The snmp thing is nothing per this thread: https://forum.proxmox.com/threads/s...-in-proc-net-snmp-237-224.146957/#post-677327

The iDRAC logs indicate this was either button (it isn't) or user initiated:
1733006427879.png

There is no communication except from the other nodes, this is at midnight and I am not awake, and I cannot figure out what is triggering these reboots. Any advice is appreciated.
 
I want to further relay some discovery here as I think I have uncovered the root cause, however I still think there is an issue. We were having reboots every 3 days or less, however after discovering and resolving the issue, I have had over 8 days of uptime.

This system has 2 2.5G NICS, which are bonded in an LACP LAG that go to my switch.

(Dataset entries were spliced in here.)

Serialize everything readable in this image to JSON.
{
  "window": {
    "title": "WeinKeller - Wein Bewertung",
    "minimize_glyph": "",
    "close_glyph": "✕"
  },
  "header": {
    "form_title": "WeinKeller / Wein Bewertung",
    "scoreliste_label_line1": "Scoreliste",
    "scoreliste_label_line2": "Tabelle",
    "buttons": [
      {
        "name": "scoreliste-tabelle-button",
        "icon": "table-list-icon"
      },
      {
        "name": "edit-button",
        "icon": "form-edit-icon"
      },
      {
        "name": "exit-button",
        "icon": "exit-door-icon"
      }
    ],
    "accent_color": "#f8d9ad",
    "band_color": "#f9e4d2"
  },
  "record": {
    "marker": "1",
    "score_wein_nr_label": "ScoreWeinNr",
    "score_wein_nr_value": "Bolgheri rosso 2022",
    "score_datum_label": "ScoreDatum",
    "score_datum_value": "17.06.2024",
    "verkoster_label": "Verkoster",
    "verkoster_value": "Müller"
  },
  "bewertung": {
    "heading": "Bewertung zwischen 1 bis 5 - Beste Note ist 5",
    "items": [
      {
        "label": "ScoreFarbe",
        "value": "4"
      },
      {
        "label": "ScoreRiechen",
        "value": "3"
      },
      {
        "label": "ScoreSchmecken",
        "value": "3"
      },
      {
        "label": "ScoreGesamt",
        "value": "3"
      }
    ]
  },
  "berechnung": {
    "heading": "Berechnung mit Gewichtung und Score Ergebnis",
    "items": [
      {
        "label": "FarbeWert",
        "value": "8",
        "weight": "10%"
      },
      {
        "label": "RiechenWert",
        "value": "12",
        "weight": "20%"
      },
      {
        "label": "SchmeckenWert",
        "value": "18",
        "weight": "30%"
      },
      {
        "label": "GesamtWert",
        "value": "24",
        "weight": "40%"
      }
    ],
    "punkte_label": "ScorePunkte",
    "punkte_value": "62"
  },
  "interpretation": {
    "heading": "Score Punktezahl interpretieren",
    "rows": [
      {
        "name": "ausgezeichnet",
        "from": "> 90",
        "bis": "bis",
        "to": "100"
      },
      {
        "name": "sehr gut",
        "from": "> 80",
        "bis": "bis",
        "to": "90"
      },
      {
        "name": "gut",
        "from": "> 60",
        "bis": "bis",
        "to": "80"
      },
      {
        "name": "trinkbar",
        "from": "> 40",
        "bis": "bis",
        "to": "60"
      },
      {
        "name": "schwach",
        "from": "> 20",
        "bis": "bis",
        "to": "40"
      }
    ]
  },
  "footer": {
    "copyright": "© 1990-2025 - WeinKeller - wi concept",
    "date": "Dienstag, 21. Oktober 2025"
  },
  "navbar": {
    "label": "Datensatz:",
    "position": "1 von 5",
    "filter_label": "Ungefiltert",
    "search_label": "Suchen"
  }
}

As it turns out, the switch had a bad port that would not disconnect, but would randomly change its speed to 100. I believe that these speed changes would cause the "pve-ha-crm[4366]: loop take too long" which most often preceded the reboots.

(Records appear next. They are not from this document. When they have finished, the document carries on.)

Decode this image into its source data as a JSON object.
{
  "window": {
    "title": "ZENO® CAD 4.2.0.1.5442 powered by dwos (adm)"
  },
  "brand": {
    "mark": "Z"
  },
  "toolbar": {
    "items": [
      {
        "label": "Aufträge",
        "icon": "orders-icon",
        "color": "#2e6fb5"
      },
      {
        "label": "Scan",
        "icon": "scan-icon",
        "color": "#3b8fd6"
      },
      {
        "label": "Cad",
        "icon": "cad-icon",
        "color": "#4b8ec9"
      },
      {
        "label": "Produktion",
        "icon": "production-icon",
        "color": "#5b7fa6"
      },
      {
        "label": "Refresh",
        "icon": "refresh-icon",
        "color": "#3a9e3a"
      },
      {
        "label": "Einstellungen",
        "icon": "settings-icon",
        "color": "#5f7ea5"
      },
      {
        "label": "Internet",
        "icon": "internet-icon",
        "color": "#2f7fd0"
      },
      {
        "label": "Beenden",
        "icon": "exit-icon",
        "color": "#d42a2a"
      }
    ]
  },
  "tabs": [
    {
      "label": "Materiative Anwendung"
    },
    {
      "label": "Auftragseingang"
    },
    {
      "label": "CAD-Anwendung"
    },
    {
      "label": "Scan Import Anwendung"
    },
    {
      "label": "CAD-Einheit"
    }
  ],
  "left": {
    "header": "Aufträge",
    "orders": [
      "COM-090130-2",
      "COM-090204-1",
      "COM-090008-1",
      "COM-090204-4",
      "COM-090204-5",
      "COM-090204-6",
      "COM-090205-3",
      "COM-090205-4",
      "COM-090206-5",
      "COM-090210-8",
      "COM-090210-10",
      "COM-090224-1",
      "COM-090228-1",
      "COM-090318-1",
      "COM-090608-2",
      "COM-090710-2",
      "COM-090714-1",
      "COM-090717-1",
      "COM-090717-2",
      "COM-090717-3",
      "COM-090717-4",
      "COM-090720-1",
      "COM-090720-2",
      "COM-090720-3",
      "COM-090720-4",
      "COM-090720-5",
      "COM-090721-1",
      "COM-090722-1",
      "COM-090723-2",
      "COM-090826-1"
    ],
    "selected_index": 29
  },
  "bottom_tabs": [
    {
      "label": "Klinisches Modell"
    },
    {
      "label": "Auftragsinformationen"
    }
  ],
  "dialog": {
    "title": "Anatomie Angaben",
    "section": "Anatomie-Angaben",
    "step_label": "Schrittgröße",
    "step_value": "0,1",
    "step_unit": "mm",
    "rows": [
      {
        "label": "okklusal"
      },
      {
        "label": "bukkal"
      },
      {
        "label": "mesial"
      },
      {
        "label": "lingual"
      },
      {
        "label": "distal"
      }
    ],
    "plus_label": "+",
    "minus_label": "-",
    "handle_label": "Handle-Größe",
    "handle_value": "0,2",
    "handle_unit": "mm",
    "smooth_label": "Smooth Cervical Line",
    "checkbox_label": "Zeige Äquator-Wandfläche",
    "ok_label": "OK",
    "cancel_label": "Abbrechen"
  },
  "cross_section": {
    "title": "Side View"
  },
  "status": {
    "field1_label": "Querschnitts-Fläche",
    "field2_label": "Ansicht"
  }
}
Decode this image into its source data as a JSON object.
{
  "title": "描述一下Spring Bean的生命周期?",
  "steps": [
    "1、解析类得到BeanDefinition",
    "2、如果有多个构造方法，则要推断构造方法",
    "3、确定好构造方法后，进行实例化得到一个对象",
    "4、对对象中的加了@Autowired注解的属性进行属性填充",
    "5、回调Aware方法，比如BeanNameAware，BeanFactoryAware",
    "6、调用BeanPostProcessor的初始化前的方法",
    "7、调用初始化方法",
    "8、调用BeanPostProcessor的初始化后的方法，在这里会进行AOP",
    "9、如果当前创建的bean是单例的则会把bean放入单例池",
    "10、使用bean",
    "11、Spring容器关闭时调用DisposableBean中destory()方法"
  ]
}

I moved the LAG to 2 new ports on the switch, and both the speed and the server have been stable since. That being said, I still think this behavior is a bug. While the speed change is significant, (essentially 5G -> 200M) this should NOT result in a fencing and reboot with no description in the log. It should raise an alert, but this should not have been a reboot condition.